Although the Association believes the model was improved with the revisions included by the regulators in recent days, IIABA still believes a number of real-world business application issues need to be addressed. Among issues still of concern to the Association are: 1) improving the distinction between brokers and insurance agents; 2) ensuring that the consent and disclosure requirements are sensible and reasonable and can be achieved by those to whom they apply; 3) clarifying that the model does not apply to renewal and residual market business; and 4) addressing several technical issues.
“We give much credit to the NAIC for its work and its desire to protect insurance consumers,” says Big “I” CEO Robert Rusbuldt. “It is good that the final version of the model includes changes that are more relevant to consumers and more practical from a business application perspective. The NAIC has quickly and proactively responded to problems brought to light by the New York Attorney General Eliot Spitzer and the New York Insurance Department. Although additional work will be needed on the model, we share the ultimate goal of the NAIC, which is to produce disclosure that is of value to consumers.”
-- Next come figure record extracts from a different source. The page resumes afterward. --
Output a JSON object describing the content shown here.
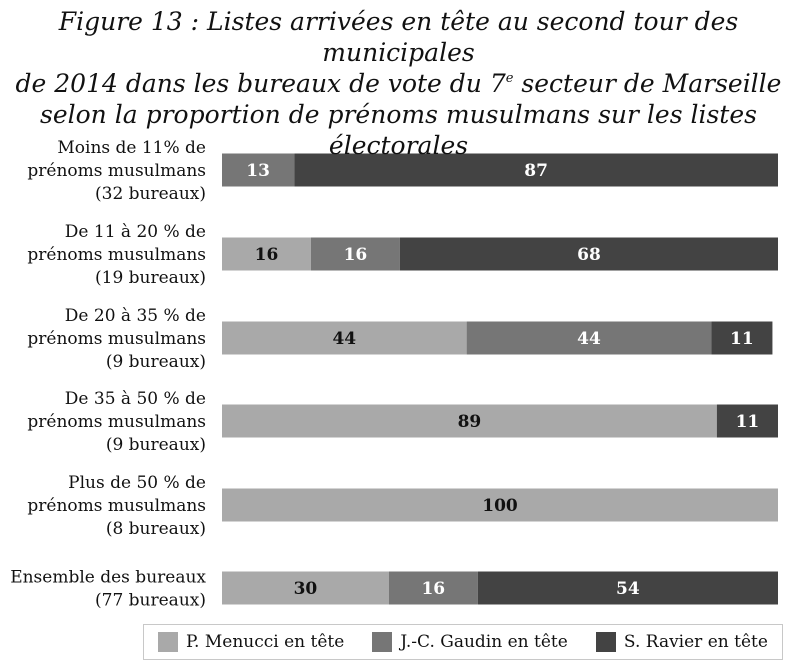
{
  "title": {
    "line1": "Figure 13 : Listes arrivées en tête au second tour des municipales",
    "line2_before": "de 2014 dans les bureaux de vote du 7",
    "line2_sup": "e",
    "line2_after": " secteur de Marseille",
    "line3": "selon la proportion de prénoms musulmans sur les listes électorales"
  },
  "chart_data": {
    "type": "bar",
    "orientation": "horizontal",
    "stacked": true,
    "unit": "%",
    "categories": [
      [
        "Moins de 11% de",
        "prénoms musulmans",
        "(32 bureaux)"
      ],
      [
        "De 11 à 20 % de",
        "prénoms musulmans",
        "(19 bureaux)"
      ],
      [
        "De 20 à 35 % de",
        "prénoms musulmans",
        "(9 bureaux)"
      ],
      [
        "De 35 à 50 % de",
        "prénoms musulmans",
        "(9 bureaux)"
      ],
      [
        "Plus de 50 % de",
        "prénoms musulmans",
        "(8 bureaux)"
      ],
      [
        "Ensemble des bureaux",
        "(77 bureaux)"
      ]
    ],
    "series": [
      {
        "name": "P. Menucci en tête",
        "color": "#a9a9a9",
        "values": [
          0,
          16,
          44,
          89,
          100,
          30
        ]
      },
      {
        "name": "J.-C. Gaudin en tête",
        "color": "#767676",
        "values": [
          13,
          16,
          44,
          0,
          0,
          16
        ]
      },
      {
        "name": "S. Ravier en tête",
        "color": "#434343",
        "values": [
          87,
          68,
          11,
          11,
          0,
          54
        ]
      }
    ],
    "xlim": [
      0,
      100
    ],
    "legend_position": "bottom"
  }
}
The NAIC’s adoption of the model is only the first step in a multi-step process, and the debate now shifts to the state legislative level. The Big “I” said it intends to work closely with those state legislatures that choose to examine the issue to ensure that the product actually enacted into law is effective for consumers and reasonable for those that must comply with its requirements.
“We look forward to working with state regulators, individual commissioners and the NAIC on a number of issues, with a focus on those matters that continue to be problems,” said Wesley Bissett, Big “I” senior vice president of state relations and government affairs. “Any reforms to be made must help consumers obtain meaningful, relevant, and understandable information, yet do so without creating needless and costly impediments to doing business.”
The Big “I” siad it has been pleased with the consensus that has emerged around brokers’ disclosure to their clients, a concept on which it was an early and vocal leader. The Big “I” National Board adopted a formal policy position calling for broker disclosure prior to Attorney General Eliot Spitzer filing suit against Marsh & McLennan Cos. and Marsh Inc. for alleged bid-rigging.
“We have said from the beginning that brokers should disclose to their clients the existence of incentive compensation agreements, and we support the goals of the NAIC model law,” added Bissett. “These objectives are laudable, but further discussion is needed to help ensure that they create value for consumers without adding onerous provisions that needlessly burden Main Street businesses. We believe most policymakers will recognize the difference between meaningful requirements benefiting consumers and burdensome rules that impose unnecessary costs on Main Street businesses without providing real value to consumers.”